Ignacio Castillo: “Why have they put me into this?”
A defense expert explained that creating account «578» to assign in it the different old and expired promissory notes for a total value of more than 124,000 euros could have two objectives, such as keeping the lack of income hidden internally and hide such entry from those who did the audits. This specialist pointed out that, if such amount had been led to “losses”, there was a risk of dissolution of the public company. A second expert hired by the Defense argued that the three reports of the accusations (that of Violeta Yanes, who was going to replace Castillo; that of the expert Godoy and the one made by Ernst & Young) do not accredit the authorship of the former head of Accounting. He insisted that a thorough accounting analysis was necessary in this matter, something that none of the above experts did. In one of the briefs it is stated that “there may have been abductions, but it does not point to anyone in particular,” said this expert witness.

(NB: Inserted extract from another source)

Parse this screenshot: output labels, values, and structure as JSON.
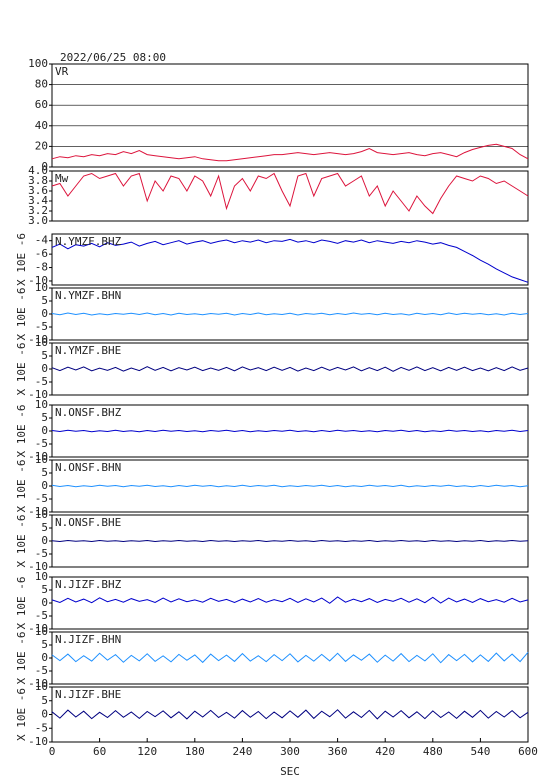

He went on to say that, if there were indications, it would have been very easy to verify the alleged withdrawal of money with bank statements; something no one did, according to him. He insisted that the fact that there were new accounting entries did not mean that there were movements of funds. The defendant took advantage of his last turn to speak to express that in the investigation there is “no indication that I appropriated money and the experts cannot assure it.” He clarified that he did not take money from the public society account and, excited, ended his speech with two questions: “Why have they gotten me into this? Why do they want to condemn me?”